Nvm I'm an idiot. Y=0 is a horizontal asymptote

 

[symbolipoint]

Going by the assumption that you mean f(x) = \frac{2}{x} + 3 , the domain excludes x=0. The graph must show an asymptote for the line x=0. As x approaches 0 from the left, f(x) tends to -\infty; as x approaches 0 from the right, f(x) approaches +\infty. Consider carefully what happens to the function as x itself decreases without bound, and what happens as x increases without bound!

 

[Mark44]

Or the OP might have meant f(x) = 2/(x + 3), but isn't aware of the need for parentheses to distinguish this function from y = (2/x) + 3.

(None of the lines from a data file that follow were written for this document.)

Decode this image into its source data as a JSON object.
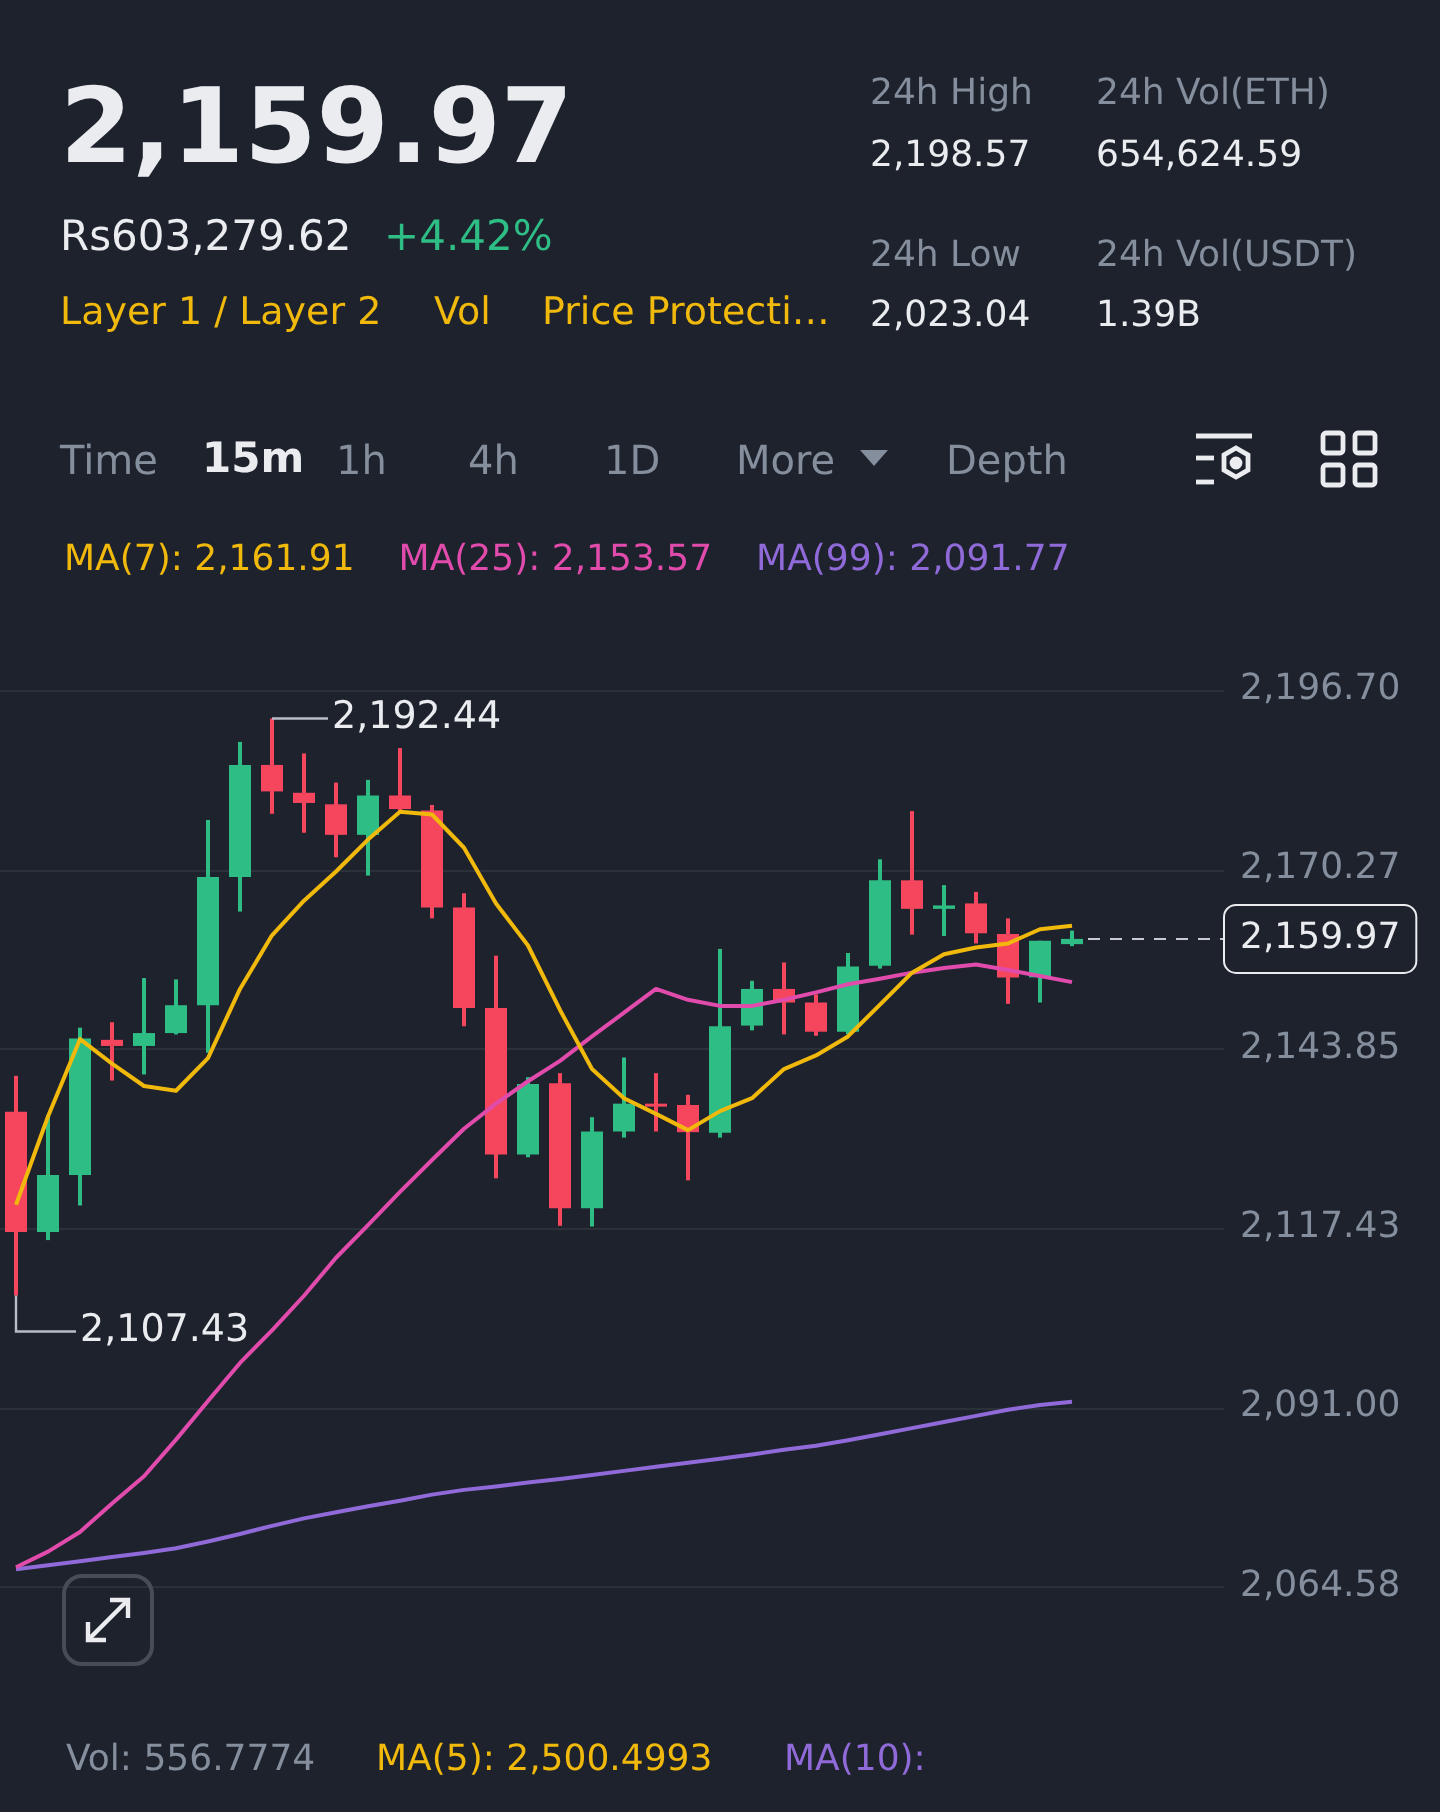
{
  "chart_data": {
    "type": "candlestick",
    "title": "2,159.97",
    "subtitle": "Rs603,279.62",
    "categories": [
      null,
      null,
      null,
      null,
      null,
      null,
      null,
      null,
      null,
      null,
      null,
      null,
      null,
      null,
      null,
      null,
      null,
      null,
      null,
      null,
      null,
      null,
      null,
      null,
      null,
      null,
      null,
      null,
      null,
      null,
      null,
      null,
      null,
      null
    ],
    "ohlc": [
      [
        2134.5,
        2139.8,
        2107.43,
        2116.8
      ],
      [
        2116.8,
        2134.0,
        2115.6,
        2125.2
      ],
      [
        2125.2,
        2146.9,
        2120.7,
        2145.3
      ],
      [
        2145.1,
        2147.7,
        2139.1,
        2144.2
      ],
      [
        2144.2,
        2154.2,
        2140.0,
        2146.1
      ],
      [
        2146.1,
        2154.0,
        2145.9,
        2150.2
      ],
      [
        2150.2,
        2177.5,
        2143.2,
        2169.1
      ],
      [
        2169.1,
        2189.0,
        2164.0,
        2185.6
      ],
      [
        2185.6,
        2192.44,
        2178.4,
        2181.7
      ],
      [
        2181.5,
        2187.3,
        2175.6,
        2180.0
      ],
      [
        2179.8,
        2183.0,
        2172.0,
        2175.3
      ],
      [
        2175.3,
        2183.4,
        2169.3,
        2181.1
      ],
      [
        2181.1,
        2188.1,
        2178.6,
        2179.1
      ],
      [
        2178.9,
        2179.7,
        2163.0,
        2164.6
      ],
      [
        2164.6,
        2166.7,
        2147.1,
        2149.8
      ],
      [
        2149.8,
        2157.5,
        2124.7,
        2128.2
      ],
      [
        2128.2,
        2139.6,
        2127.8,
        2138.6
      ],
      [
        2138.7,
        2140.2,
        2117.7,
        2120.3
      ],
      [
        2120.3,
        2133.7,
        2117.6,
        2131.6
      ],
      [
        2131.6,
        2142.5,
        2130.7,
        2135.7
      ],
      [
        2135.7,
        2140.2,
        2131.6,
        2135.4
      ],
      [
        2135.5,
        2137.0,
        2124.4,
        2131.5
      ],
      [
        2131.4,
        2158.5,
        2130.7,
        2147.1
      ],
      [
        2147.2,
        2153.8,
        2146.5,
        2152.6
      ],
      [
        2152.6,
        2156.5,
        2145.9,
        2150.6
      ],
      [
        2150.6,
        2151.8,
        2145.7,
        2146.3
      ],
      [
        2146.3,
        2157.9,
        2145.9,
        2155.9
      ],
      [
        2156.0,
        2171.7,
        2155.6,
        2168.6
      ],
      [
        2168.6,
        2178.8,
        2160.6,
        2164.4
      ],
      [
        2164.4,
        2167.9,
        2160.4,
        2164.9
      ],
      [
        2165.2,
        2166.9,
        2159.3,
        2160.8
      ],
      [
        2160.7,
        2163.0,
        2150.4,
        2154.3
      ],
      [
        2154.3,
        2159.7,
        2150.6,
        2159.7
      ],
      [
        2159.2,
        2161.2,
        2158.9,
        2159.97
      ]
    ],
    "colors": [
      "#f6465d",
      "#2ebd85",
      "#2ebd85",
      "#f6465d",
      "#2ebd85",
      "#2ebd85",
      "#2ebd85",
      "#2ebd85",
      "#f6465d",
      "#f6465d",
      "#f6465d",
      "#2ebd85",
      "#f6465d",
      "#f6465d",
      "#f6465d",
      "#f6465d",
      "#2ebd85",
      "#f6465d",
      "#2ebd85",
      "#2ebd85",
      "#f6465d",
      "#f6465d",
      "#2ebd85",
      "#2ebd85",
      "#f6465d",
      "#f6465d",
      "#2ebd85",
      "#2ebd85",
      "#f6465d",
      "#2ebd85",
      "#f6465d",
      "#f6465d",
      "#2ebd85",
      "#2ebd85"
    ],
    "series": [
      {
        "type": "line",
        "name": "MA(7): 2,161.91",
        "color": "#f0b90b",
        "values": [
          2120.8,
          2133.8,
          2145.2,
          2141.6,
          2138.3,
          2137.6,
          2142.4,
          2152.6,
          2160.5,
          2165.6,
          2169.9,
          2174.6,
          2178.7,
          2178.3,
          2173.4,
          2165.2,
          2159.0,
          2149.5,
          2140.8,
          2136.5,
          2134.2,
          2131.8,
          2134.6,
          2136.5,
          2140.8,
          2142.8,
          2145.6,
          2150.3,
          2155.0,
          2157.7,
          2158.7,
          2159.3,
          2161.4,
          2161.9
        ]
      },
      {
        "type": "line",
        "name": "MA(25): 2,153.57",
        "color": "#e04bac",
        "values": [
          2067.4,
          2069.7,
          2072.6,
          2076.8,
          2080.8,
          2086.2,
          2091.9,
          2097.5,
          2102.3,
          2107.4,
          2113.0,
          2117.8,
          2122.7,
          2127.4,
          2132.0,
          2135.7,
          2139.0,
          2142.0,
          2145.6,
          2149.1,
          2152.6,
          2151.0,
          2150.1,
          2150.1,
          2151.0,
          2152.1,
          2153.3,
          2154.1,
          2155.0,
          2155.7,
          2156.2,
          2155.4,
          2154.5,
          2153.6
        ]
      },
      {
        "type": "line",
        "name": "MA(99): 2,091.77",
        "color": "#8f6ad8",
        "values": [
          2067.1,
          2067.7,
          2068.3,
          2068.9,
          2069.5,
          2070.2,
          2071.2,
          2072.3,
          2073.5,
          2074.6,
          2075.5,
          2076.4,
          2077.2,
          2078.1,
          2078.8,
          2079.3,
          2079.9,
          2080.4,
          2081.0,
          2081.6,
          2082.2,
          2082.8,
          2083.4,
          2084.0,
          2084.7,
          2085.3,
          2086.1,
          2087.0,
          2087.9,
          2088.8,
          2089.7,
          2090.6,
          2091.3,
          2091.8
        ]
      }
    ],
    "ylim": [
      2064.58,
      2196.7
    ],
    "yticks": [
      {
        "value": 2064.58,
        "label": "2,064.58"
      },
      {
        "value": 2091.0,
        "label": "2,091.00"
      },
      {
        "value": 2117.43,
        "label": "2,117.43"
      },
      {
        "value": 2143.85,
        "label": "2,143.85"
      },
      {
        "value": 2170.27,
        "label": "2,170.27"
      },
      {
        "value": 2196.7,
        "label": "2,196.70"
      }
    ],
    "ref_lines": [
      {
        "axis": "y",
        "value": 2159.97,
        "label": "2,159.97",
        "line_style": "dashed",
        "color": "#c8ccd2"
      }
    ],
    "annotations": [
      "+4.42%",
      "Layer 1 / Layer 2",
      "Vol",
      "Price Protecti…",
      "24h High",
      "2,198.57",
      "24h Vol(ETH)",
      "654,624.59",
      "24h Low",
      "2,023.04",
      "24h Vol(USDT)",
      "1.39B",
      "Time",
      "15m",
      "1h",
      "4h",
      "1D",
      "More",
      "Depth",
      "Vol: 556.7774",
      "MA(5): 2,500.4993",
      "MA(10):",
      "2,192.44",
      "2,107.43"
    ],
    "grid": "y",
    "legend": "top",
    "marker": "none",
    "line_style": "solid",
    "tick_labels": "y"
  }
}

Both functions are asymptotic to the x-axis, but have different vertical asymptotes.

 

[Boom101]

Is it absolutely necessary to find out the behavior of x -> a if you calculate whether the interval increases/decreases and the concavity?

 

[Boom101]

And i did mean 2 / (x+3). I was just copying what was down on the page, but I know my original post was wrong. I was looking for the y intercept, which there isn't, correct? I'm just wondering if on top of finding if the interval increase/decrease and concavity I should also find the behavior of the limit. Thanks

 

[Mark44]

Is it absolutely necessary to find out the behavior of x -> a if you calculate whether the interval increases/decreases and the concavity?

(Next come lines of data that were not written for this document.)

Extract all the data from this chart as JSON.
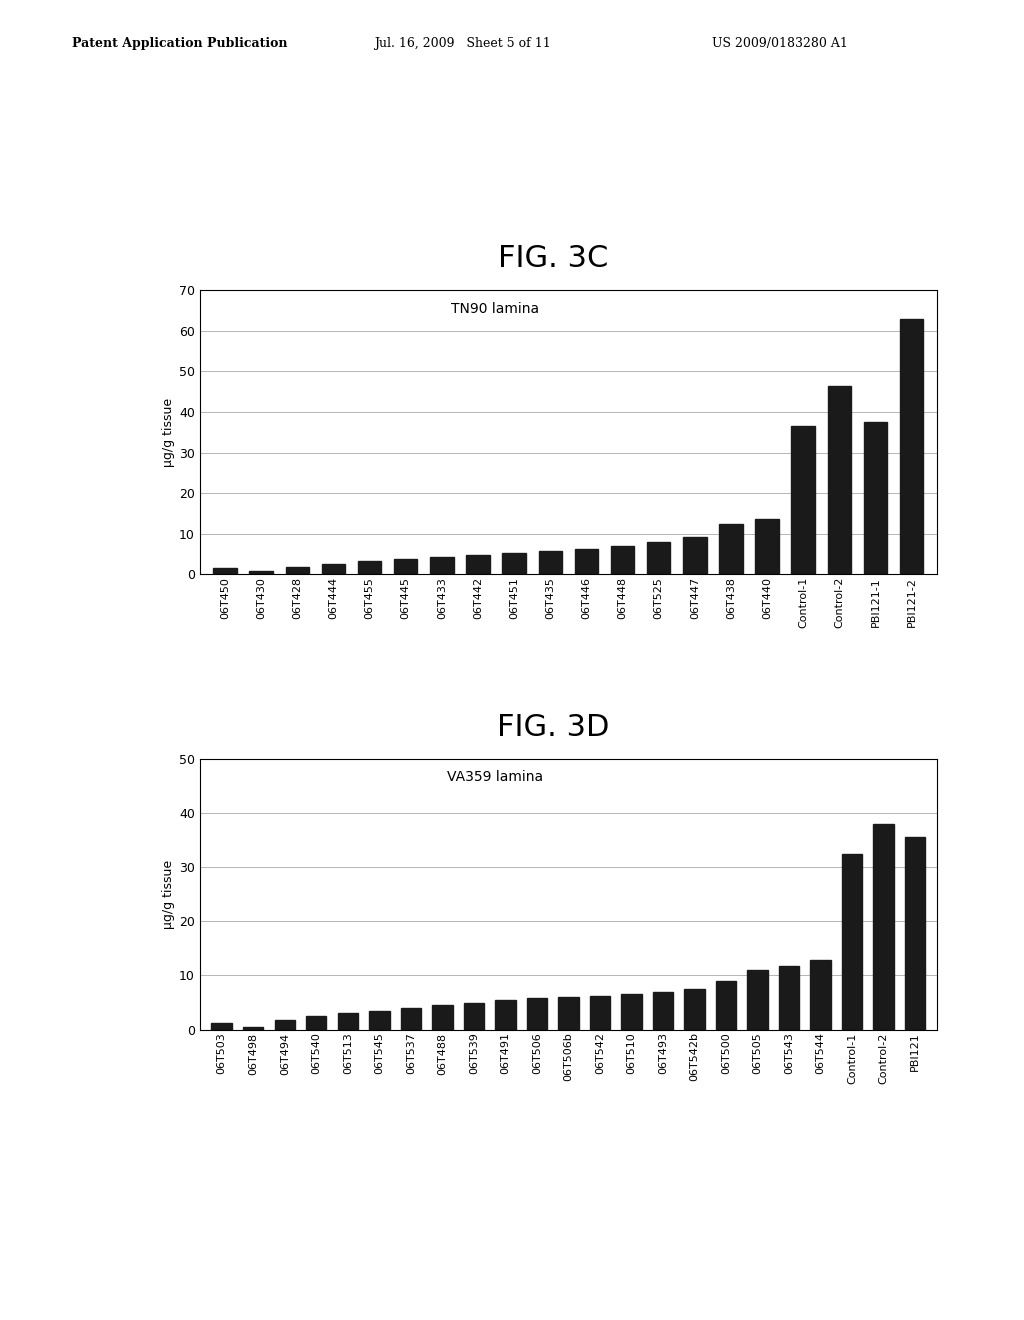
{
  "fig3c": {
    "title": "FIG. 3C",
    "subtitle": "TN90 lamina",
    "ylabel": "μg/g tissue",
    "ylim": [
      0,
      70
    ],
    "yticks": [
      0,
      10,
      20,
      30,
      40,
      50,
      60,
      70
    ],
    "categories": [
      "06T450",
      "06T430",
      "06T428",
      "06T444",
      "06T455",
      "06T445",
      "06T433",
      "06T442",
      "06T451",
      "06T435",
      "06T446",
      "06T448",
      "06T525",
      "06T447",
      "06T438",
      "06T440",
      "Control-1",
      "Control-2",
      "PBI121-1",
      "PBI121-2"
    ],
    "values": [
      1.5,
      0.8,
      1.8,
      2.5,
      3.2,
      3.8,
      4.2,
      4.8,
      5.2,
      5.8,
      6.2,
      7.0,
      8.0,
      9.2,
      12.5,
      13.5,
      36.5,
      46.5,
      37.5,
      63.0
    ]
  },
  "fig3d": {
    "title": "FIG. 3D",
    "subtitle": "VA359 lamina",
    "ylabel": "μg/g tissue",
    "ylim": [
      0,
      50
    ],
    "yticks": [
      0,
      10,
      20,
      30,
      40,
      50
    ],
    "categories": [
      "06T503",
      "06T498",
      "06T494",
      "06T540",
      "06T513",
      "06T545",
      "06T537",
      "06T488",
      "06T539",
      "06T491",
      "06T506",
      "06T506b",
      "06T542",
      "06T510",
      "06T493",
      "06T542b",
      "06T500",
      "06T505",
      "06T543",
      "06T544",
      "Control-1",
      "Control-2",
      "PBI121"
    ],
    "values": [
      1.2,
      0.5,
      1.8,
      2.5,
      3.0,
      3.5,
      4.0,
      4.5,
      5.0,
      5.5,
      5.8,
      6.0,
      6.2,
      6.5,
      7.0,
      7.5,
      9.0,
      11.0,
      11.8,
      12.8,
      32.5,
      38.0,
      35.5
    ]
  },
  "bar_color": "#1a1a1a",
  "bg_color": "#ffffff",
  "title_fontsize": 22,
  "label_fontsize": 8,
  "axis_fontsize": 9,
  "subtitle_fontsize": 10,
  "header_left": "Patent Application Publication",
  "header_mid": "Jul. 16, 2009   Sheet 5 of 11",
  "header_right": "US 2009/0183280 A1"
}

Let's get the terminology right so that people can understand what you're trying to say. The interval doesn't decrease or increase, but there are intervals on which the function increases or decreases. And there are intervals on which the graph of the function is concave up or concave down.

Knowing where the function is increasing or decreasing and where its graph is concave up or concave down will give you an idea of what the limits near the vertical asymptotes, so you could probably get away with not doing that work. OTOH, doing it gives you a check against your other work, so if you get different results, that means you did something wrong.

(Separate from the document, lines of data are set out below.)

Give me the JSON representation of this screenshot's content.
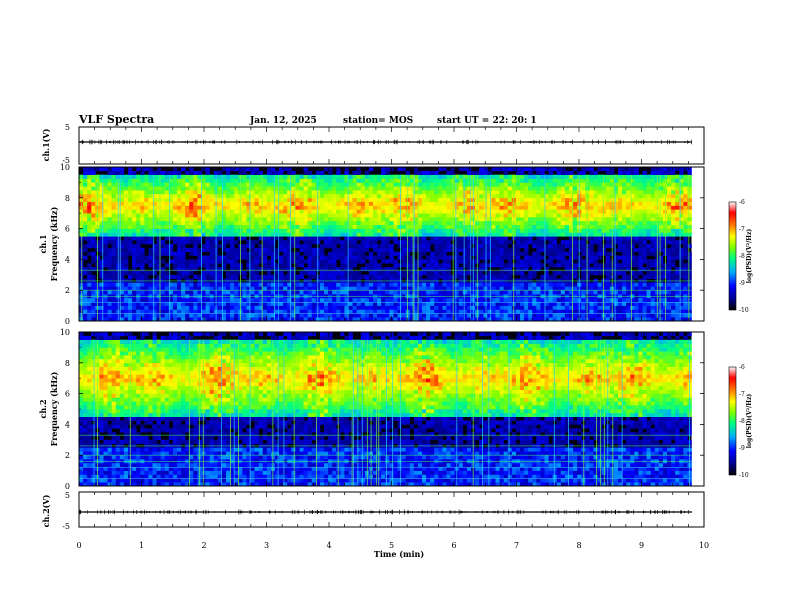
{
  "header": {
    "title": "VLF Spectra",
    "date": "Jan. 12, 2025",
    "station": "station= MOS",
    "start": "start  UT =   22: 20: 1"
  },
  "chart_data": [
    {
      "type": "line",
      "panel": "ch1_waveform",
      "ylabel": "ch.1(V)",
      "ylim": [
        -5,
        5
      ],
      "yticks": [
        "5",
        "-5"
      ],
      "xlim": [
        0,
        10
      ],
      "series": [
        {
          "values_description_free": true,
          "level": 0.0
        }
      ]
    },
    {
      "type": "heatmap",
      "panel": "ch1_spectrogram",
      "ylabel": "ch.1\nFrequency (kHz)",
      "ylabel_top": "ch.1",
      "ylabel_bottom": "Frequency (kHz)",
      "ylim": [
        0,
        10
      ],
      "yticks": [
        "0",
        "2",
        "4",
        "6",
        "8",
        "10"
      ],
      "xlim": [
        0,
        9.8
      ],
      "colorbar": {
        "label": "log(PSD)(V²/Hz)",
        "range": [
          -10,
          -6
        ],
        "ticks": [
          "-6",
          "-7",
          "-8",
          "-9",
          "-10"
        ]
      },
      "emission_band_khz": [
        5.5,
        9.5
      ]
    },
    {
      "type": "heatmap",
      "panel": "ch2_spectrogram",
      "ylabel_top": "ch.2",
      "ylabel_bottom": "Frequency (kHz)",
      "ylim": [
        0,
        10
      ],
      "yticks": [
        "0",
        "2",
        "4",
        "6",
        "8",
        "10"
      ],
      "xlim": [
        0,
        9.8
      ],
      "colorbar": {
        "label": "log(PSD)(V²/Hz)",
        "range": [
          -10,
          -6
        ],
        "ticks": [
          "-6",
          "-7",
          "-8",
          "-9",
          "-10"
        ]
      },
      "emission_band_khz": [
        4.5,
        9.5
      ]
    },
    {
      "type": "line",
      "panel": "ch2_waveform",
      "ylabel": "ch.2(V)",
      "ylim": [
        -5,
        5
      ],
      "yticks": [
        "5",
        "-5"
      ],
      "xlim": [
        0,
        10
      ],
      "series": [
        {
          "level": 0.0
        }
      ]
    }
  ],
  "xaxis": {
    "label": "Time  (min)",
    "ticks": [
      "0",
      "1",
      "2",
      "3",
      "4",
      "5",
      "6",
      "7",
      "8",
      "9",
      "10"
    ]
  },
  "colors": {
    "spectrogram_scale": [
      "#000000",
      "#00008b",
      "#0000ff",
      "#00aaff",
      "#00ff80",
      "#80ff00",
      "#ffff00",
      "#ff8000",
      "#ff0000",
      "#ffffff"
    ],
    "axes": "#000000",
    "background": "#ffffff"
  }
}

And i did mean 2 / (x+3). I was just copying what was down on the page, but I know my original post was wrong. I was looking for the y intercept, which there isn't, correct? I'm just wondering if on top of finding if the interval increase/decrease and concavity I should also find the behavior of the limit. Thanks

Right, there is no y-intercept. Finding the behavior around the vertical asymptote and as x gets large or very negative can be done quickly. When x is near -3, the denominator is close to 0, but the values will all be positive on one side of -3 and will all be negative for values on the other side of -3.

When x is very large, the expression 2/(x + 3) will be close to 0 (but positive). When x is very negative, this expression will also be close to 0, but will be negative. These say something about how the graph of the function approaches zero for very large or very negative values of x.